I’m going to do this for a while. After surviving a war, I’ve never been a big planner. I just don’t plan, I live for the near future and just planning the little steps. I just let life take me somewhere because from being a little kid in a war, being in beautiful Santa Barbara making beautiful wines for Alma Rosa, it’s pretty exciting, so I’ll let my life take me and see what happens. I love working for Alma Rosa, I love making wines and living in Santa Barbara, so I’m happy and planning on staying here. That’s the plan for now. And drink this beautiful wine!
I’m always positive. After surviving something like that, everything is good. I have food on the table.
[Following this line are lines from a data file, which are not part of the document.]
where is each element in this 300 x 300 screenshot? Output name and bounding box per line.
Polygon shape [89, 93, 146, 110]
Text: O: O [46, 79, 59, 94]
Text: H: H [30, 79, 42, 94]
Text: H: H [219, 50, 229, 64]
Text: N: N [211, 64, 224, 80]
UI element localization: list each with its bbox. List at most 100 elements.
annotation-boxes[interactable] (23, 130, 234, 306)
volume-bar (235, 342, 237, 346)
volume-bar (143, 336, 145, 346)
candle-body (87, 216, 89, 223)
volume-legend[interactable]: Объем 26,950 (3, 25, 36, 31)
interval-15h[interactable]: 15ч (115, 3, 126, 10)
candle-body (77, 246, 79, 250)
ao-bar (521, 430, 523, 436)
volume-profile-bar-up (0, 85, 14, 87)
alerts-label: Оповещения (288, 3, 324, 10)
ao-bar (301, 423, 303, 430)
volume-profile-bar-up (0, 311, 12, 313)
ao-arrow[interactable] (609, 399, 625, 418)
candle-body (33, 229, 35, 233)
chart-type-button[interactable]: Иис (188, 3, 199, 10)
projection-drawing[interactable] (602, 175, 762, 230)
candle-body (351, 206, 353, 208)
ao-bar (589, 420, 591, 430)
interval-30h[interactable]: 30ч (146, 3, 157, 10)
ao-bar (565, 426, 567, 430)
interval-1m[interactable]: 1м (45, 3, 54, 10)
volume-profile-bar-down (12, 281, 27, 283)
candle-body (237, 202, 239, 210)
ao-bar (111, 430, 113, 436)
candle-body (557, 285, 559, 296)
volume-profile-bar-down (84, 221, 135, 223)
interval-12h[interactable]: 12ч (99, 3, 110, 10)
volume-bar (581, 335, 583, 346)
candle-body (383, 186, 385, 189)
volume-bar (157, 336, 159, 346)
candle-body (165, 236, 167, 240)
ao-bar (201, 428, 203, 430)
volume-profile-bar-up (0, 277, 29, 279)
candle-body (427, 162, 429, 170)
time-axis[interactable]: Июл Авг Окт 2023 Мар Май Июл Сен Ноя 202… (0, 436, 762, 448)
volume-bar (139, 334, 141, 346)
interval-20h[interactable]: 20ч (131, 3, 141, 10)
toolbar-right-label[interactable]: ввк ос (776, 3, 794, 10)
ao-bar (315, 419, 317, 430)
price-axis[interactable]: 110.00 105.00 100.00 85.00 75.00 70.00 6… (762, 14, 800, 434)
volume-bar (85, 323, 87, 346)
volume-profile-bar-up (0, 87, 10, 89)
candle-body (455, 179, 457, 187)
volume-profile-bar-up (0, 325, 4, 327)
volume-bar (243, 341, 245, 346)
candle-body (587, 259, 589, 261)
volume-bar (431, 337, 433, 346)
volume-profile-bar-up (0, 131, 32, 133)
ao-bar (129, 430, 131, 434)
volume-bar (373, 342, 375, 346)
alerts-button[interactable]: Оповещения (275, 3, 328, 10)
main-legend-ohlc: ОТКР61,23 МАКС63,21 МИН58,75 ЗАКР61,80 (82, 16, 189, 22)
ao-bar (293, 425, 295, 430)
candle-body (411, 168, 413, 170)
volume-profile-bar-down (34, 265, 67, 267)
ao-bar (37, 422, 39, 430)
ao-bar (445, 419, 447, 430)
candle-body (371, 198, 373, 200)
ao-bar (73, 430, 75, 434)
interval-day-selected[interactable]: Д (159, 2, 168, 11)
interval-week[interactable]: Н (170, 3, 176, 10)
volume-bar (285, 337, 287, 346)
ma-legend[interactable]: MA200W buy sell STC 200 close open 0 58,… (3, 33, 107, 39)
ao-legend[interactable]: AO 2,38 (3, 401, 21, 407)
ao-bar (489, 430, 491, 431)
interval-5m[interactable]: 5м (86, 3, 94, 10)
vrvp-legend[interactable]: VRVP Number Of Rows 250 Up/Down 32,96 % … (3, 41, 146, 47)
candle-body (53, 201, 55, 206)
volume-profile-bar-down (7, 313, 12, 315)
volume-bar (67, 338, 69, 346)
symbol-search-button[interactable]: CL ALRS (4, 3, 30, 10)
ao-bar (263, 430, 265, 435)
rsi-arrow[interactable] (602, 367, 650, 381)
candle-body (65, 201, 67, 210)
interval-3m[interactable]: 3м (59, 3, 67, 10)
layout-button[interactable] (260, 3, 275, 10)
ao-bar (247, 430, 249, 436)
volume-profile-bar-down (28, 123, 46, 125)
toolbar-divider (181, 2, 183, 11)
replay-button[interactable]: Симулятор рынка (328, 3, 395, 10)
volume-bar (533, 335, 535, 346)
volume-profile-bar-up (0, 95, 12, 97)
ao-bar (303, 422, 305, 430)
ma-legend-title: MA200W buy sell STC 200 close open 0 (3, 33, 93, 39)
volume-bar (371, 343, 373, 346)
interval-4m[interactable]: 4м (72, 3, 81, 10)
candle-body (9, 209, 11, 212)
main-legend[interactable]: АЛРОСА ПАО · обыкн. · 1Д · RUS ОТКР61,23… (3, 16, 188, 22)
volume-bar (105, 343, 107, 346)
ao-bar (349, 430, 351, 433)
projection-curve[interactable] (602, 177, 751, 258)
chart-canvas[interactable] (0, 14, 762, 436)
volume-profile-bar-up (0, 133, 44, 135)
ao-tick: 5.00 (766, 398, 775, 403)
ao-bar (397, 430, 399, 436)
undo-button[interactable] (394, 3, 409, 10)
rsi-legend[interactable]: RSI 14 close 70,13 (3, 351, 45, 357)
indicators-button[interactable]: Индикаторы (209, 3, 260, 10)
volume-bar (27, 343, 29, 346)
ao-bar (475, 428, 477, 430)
It gives you a different drive in your life, to appreciate everything. Even now if I complain about something, I stop myself really quick, like, “Hold on. What am I complaining about?” It has changed my attitude to be thankful. It’s a horrible thing to survive but I’m also grateful on the other hand because it taught me a lot and it makes me who I am today as a person.
I think there’s a lot of future for women and there are a lot of females that are winemakers so it’s really exciting to see more and more diversity. I hope it’s going to grow where there are more women involved on the production side of the winemaking. It’s very exciting to be a woman and do this job. Driving a forklift, moving your barrels around. I think, in this region, it’s the region with the highest number of women winemakers. People usually see me and say, “How old are you? You’re the winemaker, but how old are you?” It’s exciting to be young and to be on top of my career and accomplish so much in a short time, coming from a different country and having a language barrier with everything else, so I’m very proud of myself accomplishing all of that.
People are excited to see a female, somebody from a different country, they’ve never met somebody from Bosnia. Back at home, people are super excited at what I accomplished. That I came here and I’m a winemaker – they’re all proud. All my professors at college are super proud. I’m a winemaker now in California – there’s no Bosnian winemakers here, I’m the first one, so they’re super proud of it and I think it’s an accomplishment being a female and being Bosnian to be where I am today.
In the southern part of my country they make a lot of wine – very small production, and we have our own varietals that we make. When I tasted the Chardonnays here, what I love about Santa Rita Hills is that it takes me back to my country – the acidity and minerality of the white wines that you don’t find in a lot of regions here in California. When I tasted Chardonnays here, it just took me home and made me more nostalgic. Santa Rita Hills is very unique when it comes to that. It reminds me of home.